Merece-me meditar em cima do último parágrafo que escreveu: "Passam agora precisamente 35 anos sobre a edição de "Portugal e o Futuro".
O General António de Spínola, na página 24, da mencionada obra escreveu: "No quadro deste imperativo, situamo-nos em preocupante atraso em relação a uma Europa em clima de progressiva integração económica. Não sobrevivemos à margem dela; e dela somos afastados por motivos de ordem económica e política....."

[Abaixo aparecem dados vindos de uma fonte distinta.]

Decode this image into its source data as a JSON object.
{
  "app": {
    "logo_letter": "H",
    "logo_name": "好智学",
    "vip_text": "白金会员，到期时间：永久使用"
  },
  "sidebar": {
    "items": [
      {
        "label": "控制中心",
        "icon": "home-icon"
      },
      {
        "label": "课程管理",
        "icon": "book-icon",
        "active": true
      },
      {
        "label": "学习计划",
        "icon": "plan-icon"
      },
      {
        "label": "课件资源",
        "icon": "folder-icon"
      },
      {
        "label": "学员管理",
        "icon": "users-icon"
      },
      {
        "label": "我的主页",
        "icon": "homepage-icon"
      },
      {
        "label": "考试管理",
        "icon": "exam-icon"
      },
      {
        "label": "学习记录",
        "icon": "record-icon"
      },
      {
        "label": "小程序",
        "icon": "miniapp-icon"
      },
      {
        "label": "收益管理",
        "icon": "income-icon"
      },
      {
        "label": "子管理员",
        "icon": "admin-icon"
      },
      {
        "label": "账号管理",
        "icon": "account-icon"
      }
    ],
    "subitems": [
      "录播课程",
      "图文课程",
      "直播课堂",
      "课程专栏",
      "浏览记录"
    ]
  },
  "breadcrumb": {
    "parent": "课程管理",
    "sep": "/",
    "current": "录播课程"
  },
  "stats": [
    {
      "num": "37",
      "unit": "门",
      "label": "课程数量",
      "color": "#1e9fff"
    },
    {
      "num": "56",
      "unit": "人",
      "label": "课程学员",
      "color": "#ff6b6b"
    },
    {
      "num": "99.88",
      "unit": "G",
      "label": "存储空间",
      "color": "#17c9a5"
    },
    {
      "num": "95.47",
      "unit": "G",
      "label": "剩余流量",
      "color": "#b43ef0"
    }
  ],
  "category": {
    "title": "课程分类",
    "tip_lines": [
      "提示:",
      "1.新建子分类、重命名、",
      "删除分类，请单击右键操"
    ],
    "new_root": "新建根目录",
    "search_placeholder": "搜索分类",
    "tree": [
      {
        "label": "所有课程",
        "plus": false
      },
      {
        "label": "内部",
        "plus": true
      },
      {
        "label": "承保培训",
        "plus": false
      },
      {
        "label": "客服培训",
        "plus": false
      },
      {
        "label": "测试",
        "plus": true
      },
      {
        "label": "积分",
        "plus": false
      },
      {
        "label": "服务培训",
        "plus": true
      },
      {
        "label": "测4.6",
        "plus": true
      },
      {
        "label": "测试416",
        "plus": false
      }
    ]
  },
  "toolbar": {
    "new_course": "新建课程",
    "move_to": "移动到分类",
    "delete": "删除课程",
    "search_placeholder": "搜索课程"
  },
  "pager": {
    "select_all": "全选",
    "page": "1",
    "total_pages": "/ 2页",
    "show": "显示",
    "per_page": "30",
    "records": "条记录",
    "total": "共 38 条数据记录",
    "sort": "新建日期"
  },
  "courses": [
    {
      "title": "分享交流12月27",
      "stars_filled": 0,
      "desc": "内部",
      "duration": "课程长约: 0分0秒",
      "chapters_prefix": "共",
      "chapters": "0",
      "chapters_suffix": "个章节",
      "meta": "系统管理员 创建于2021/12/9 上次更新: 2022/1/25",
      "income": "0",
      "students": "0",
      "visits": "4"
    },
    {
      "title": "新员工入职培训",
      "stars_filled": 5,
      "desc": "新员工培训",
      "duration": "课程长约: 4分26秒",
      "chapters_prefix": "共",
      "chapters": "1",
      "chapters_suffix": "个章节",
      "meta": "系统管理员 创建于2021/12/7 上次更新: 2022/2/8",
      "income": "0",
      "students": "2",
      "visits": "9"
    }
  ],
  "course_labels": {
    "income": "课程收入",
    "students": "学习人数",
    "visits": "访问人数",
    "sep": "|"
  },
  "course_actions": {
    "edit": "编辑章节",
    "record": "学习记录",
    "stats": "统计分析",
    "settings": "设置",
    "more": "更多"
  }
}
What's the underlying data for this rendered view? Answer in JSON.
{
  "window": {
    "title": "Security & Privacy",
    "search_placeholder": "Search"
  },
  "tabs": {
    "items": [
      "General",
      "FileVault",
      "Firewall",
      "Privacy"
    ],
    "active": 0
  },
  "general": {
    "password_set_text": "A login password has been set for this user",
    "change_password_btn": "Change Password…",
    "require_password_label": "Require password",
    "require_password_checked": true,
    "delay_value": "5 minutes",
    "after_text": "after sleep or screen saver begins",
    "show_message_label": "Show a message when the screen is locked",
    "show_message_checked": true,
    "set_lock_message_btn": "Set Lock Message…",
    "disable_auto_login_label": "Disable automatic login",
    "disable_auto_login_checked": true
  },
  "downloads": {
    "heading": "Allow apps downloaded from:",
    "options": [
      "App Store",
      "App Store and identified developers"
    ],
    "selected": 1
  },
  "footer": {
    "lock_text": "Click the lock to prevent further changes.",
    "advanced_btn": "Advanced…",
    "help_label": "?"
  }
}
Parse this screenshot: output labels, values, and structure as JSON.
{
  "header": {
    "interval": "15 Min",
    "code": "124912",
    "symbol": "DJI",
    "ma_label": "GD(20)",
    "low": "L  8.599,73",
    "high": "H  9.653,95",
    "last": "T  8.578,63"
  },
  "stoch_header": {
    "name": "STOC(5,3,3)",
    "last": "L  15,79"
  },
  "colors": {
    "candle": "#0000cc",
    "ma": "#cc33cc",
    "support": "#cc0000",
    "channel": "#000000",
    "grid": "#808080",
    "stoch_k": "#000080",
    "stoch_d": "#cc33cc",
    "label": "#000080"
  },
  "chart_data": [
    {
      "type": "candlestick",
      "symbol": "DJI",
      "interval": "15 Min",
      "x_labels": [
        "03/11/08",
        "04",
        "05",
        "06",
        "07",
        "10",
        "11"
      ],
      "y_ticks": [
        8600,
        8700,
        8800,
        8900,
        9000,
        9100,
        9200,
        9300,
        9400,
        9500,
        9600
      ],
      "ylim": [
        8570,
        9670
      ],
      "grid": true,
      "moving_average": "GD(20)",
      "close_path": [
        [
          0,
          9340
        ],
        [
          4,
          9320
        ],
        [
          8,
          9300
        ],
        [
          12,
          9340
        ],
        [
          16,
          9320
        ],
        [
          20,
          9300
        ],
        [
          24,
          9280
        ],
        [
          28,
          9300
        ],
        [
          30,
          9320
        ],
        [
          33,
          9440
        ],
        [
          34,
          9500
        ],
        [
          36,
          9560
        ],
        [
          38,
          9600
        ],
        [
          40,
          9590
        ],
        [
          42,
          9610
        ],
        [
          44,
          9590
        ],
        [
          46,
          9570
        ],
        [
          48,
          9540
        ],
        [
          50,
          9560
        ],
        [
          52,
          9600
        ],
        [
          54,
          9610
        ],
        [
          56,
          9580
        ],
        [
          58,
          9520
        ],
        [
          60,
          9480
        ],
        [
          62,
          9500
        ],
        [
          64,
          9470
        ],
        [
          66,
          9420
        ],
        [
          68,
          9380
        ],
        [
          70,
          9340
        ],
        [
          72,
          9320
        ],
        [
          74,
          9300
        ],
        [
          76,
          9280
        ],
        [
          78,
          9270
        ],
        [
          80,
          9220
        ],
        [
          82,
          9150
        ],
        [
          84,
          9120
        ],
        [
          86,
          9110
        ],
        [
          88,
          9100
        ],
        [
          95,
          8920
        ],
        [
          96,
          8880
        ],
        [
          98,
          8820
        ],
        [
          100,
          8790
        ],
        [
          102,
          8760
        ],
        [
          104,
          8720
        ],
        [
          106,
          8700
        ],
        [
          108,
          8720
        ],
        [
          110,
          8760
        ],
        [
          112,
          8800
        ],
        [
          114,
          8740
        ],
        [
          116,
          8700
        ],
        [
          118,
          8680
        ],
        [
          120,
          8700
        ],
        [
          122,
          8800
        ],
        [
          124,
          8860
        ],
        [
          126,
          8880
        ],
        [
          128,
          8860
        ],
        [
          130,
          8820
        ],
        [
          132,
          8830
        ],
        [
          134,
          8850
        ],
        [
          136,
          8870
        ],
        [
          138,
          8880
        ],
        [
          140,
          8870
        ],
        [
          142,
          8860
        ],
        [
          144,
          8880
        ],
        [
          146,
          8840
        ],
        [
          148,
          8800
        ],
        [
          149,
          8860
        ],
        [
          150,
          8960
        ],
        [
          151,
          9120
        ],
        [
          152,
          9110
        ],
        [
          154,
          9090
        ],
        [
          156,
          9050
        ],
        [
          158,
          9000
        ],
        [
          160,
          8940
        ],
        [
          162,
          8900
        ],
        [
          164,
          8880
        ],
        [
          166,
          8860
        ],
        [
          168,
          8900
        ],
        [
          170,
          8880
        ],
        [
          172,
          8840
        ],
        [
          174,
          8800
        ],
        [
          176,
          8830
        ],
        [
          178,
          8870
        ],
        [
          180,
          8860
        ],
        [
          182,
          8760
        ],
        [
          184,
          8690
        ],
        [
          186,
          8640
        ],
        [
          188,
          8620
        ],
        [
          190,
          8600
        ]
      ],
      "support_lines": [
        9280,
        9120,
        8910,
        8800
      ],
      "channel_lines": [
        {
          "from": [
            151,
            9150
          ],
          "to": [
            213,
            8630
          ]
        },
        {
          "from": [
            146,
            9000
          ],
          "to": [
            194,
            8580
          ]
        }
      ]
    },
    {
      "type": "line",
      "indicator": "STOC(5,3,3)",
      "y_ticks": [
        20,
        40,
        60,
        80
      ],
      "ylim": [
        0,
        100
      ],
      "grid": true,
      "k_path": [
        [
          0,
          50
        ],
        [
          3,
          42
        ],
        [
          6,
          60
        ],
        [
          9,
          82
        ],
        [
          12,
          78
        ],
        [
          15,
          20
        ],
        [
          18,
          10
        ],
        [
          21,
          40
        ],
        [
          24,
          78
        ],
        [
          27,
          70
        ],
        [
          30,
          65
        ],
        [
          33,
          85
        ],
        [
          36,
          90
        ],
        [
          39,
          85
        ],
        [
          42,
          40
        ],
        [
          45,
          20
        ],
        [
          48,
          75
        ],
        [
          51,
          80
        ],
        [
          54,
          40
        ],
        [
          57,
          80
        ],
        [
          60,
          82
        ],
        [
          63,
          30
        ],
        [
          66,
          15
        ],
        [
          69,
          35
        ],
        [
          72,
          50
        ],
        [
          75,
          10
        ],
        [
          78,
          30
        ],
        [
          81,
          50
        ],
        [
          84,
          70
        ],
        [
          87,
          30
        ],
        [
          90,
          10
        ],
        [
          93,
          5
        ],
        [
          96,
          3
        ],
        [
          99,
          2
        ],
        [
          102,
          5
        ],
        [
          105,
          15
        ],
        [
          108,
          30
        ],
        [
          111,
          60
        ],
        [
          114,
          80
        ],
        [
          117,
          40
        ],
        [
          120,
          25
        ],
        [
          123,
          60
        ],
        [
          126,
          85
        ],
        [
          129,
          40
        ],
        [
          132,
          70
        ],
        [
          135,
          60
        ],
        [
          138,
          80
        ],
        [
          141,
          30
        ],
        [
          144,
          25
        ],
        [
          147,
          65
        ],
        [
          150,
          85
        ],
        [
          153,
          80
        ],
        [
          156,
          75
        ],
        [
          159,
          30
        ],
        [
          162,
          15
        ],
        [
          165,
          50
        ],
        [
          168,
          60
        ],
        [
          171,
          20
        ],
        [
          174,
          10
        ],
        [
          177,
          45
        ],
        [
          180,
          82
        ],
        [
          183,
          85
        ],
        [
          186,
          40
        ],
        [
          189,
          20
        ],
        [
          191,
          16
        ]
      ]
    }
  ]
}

São passadas três décadas e um lustro, depois do livro ser lançado na "praça pública" portuguesa que viria a causar furor, em certas camadas, da sociedade portuguesa da época.
´
O General (que se pode considerar "coragem"), afirmou de facto a realidade de um Portugal atrasado, no contexto dos países da Europa.
Mas já lá vão 35 anos e a nau Portugal ainda não conseguiu "zarpar" da turbulência das revoltosas ondas do mar que foi esperança e lançar o ferro em porto seguro.
Continua Portugal e o seu Povo os mais "atradasinhos" dos países inseridos no continente europeu...
Cordialidade
De Banguecoque
José Martins
Mais uma vez, atento às datas importantes, como sempre !! Parece que foi ontem...
Forte Abraço
Rui M Santos
Bem lembrado! Vou à estante rever as 1ªprovas de
prelo,encadernadas e autografadas pelo autor,com
dedicatória para o responsável pela sua publicitação,Eurico da Costa.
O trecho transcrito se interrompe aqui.